Vous faites un tableau bien sombre de l’état des hôpitaux en Afrique…

C’est la triste réalité. C’est pour ça que nos chefs d’État se font soigner en France, en Suisse, aux États-Unis, aux Émirats arabes unis, au Qatar, en Arabie saoudite… ! En Afrique, les soins hospitaliers sont tellement chers que les habitants ne peuvent plus se soigner, certains traînent autour des hôpitaux à mendier. La plupart du temps, il faut payer le gardien de l’hôpital pour entrer, avoir une ordonnance pour consulter un rare médecin ou infirmier, et parfois même payer le matériel… Il y a des pays qui en sont là.

Vous rappelez aussi que certaines villes africaines portent encore le nom des explorateurs de la fin du XIXe siècle, des « découvreurs » des pays comme vous ironisez…

Oui, comme Brazzaville en République du Congo, qui vient de Pierre Savorgnan de Brazza (explorateur du bassin du Congo pour la France, NDLR), Port-Gentil au Gabon d’après le nom d’Émile Gentil (administrateur colonial, NDLR), Bingerville en Côte d’Ivoire, de Louis-Gustave Binger (premier gouverneur français de la Côte d’Ivoire, NDLR). Sur la stèle de son tombeau au cimetière du Montparnasse à Paris, on peut encore lire : « Explorateur de la boucle du Niger qui donna la Côte d’Ivoire à la France, la patrie reconnaissante. »

Vous pensez que l’Afrique avance difficilement depuis les indépendances, comme vous le dites sur scène ?

Oui, on se demande pourquoi on en est toujours là, 60 ans après. On est ballottés de gauche à droite, par nos dirigeants, par les anciennes puissances colonisatrices, par les États-Unis, la Chine, l’Arabie saoudite… Tous ces intérêts internationaux se retrouvent en Afrique. Chacun veut sa part du gâteau. C’est aux Africains d’arriver à naviguer et de comprendre que les États n’ont pas d’amis mais que des intérêts, pour citer le général De Gaulle. C’est un triste constat. Il y a beaucoup de choses positives en Afrique, mais le rôle de l’humoriste est de pointer du doigt ce qui ne va pas. On ne peut pas faire de l’humour sur les belles choses. Il faut remuer les spectateurs, les choquer même, et les faire rire en leur montrant la réalité cachée, grave, absurde. Je mélange mes diverses influences, avec cette culture française de l’humour noir, cynique, et la tradition africaine : celle du second degré, des proverbes, de la métaphore, héritée des griots, du bouffon du roi où l’on critique les puissants sans les citer nommément.

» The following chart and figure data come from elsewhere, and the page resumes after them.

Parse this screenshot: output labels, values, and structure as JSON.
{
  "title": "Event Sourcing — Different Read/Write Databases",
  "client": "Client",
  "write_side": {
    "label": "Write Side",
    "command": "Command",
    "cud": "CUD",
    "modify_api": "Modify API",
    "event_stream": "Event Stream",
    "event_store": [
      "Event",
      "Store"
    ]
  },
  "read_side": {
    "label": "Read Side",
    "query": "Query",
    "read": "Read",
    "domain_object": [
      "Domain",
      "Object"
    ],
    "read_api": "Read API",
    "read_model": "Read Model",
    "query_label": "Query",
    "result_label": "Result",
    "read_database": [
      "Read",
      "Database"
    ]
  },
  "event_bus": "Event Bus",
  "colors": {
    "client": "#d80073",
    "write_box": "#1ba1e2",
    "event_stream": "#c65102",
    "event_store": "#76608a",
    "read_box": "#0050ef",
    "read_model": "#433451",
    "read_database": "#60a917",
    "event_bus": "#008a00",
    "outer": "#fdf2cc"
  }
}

Entre la scène, la télévision et les festivals, quels sont vos projets ?

On travaille sur de nouveaux concepts d’émissions télé, et sur une série qui serait une sorte de suite de mon long-métrage Bienvenue au Gondwana. J’ai ouvert un comedy club à Abidjan, le Gondwana Club, où se produisent des artistes confirmés, et aussi des débutants lors de scènes ouvertes. C’est un endroit très fréquenté, les gens sont heureux de venir voir en live des humoristes dont ils ne voyaient les sketches que sur YouTube. On comble ce vide. C’est nouveau : sortir pour voir des spectacles d’humour rentre peu à peu dans les mœurs. Et puis il y a la création d’une école de comédie à Niamey, au Niger, sur laquelle je travaille depuis des années. J’ai eu le terrain, les arrêtés ministériels, ça avance bien. Ce sera une école en prise avec la modernité, le one man show, le stand up, la comédie, l’écriture télévisuelle… Je veux pallier ce manque et créer une économie de l’humour en Afrique. Car c’est un secteur très dynamique, il y a beaucoup de talents qui ont des choses à dire. Le festival CFA nous l’a prouvé : les humoristes ont fait rire les foules partout où ils sont passés.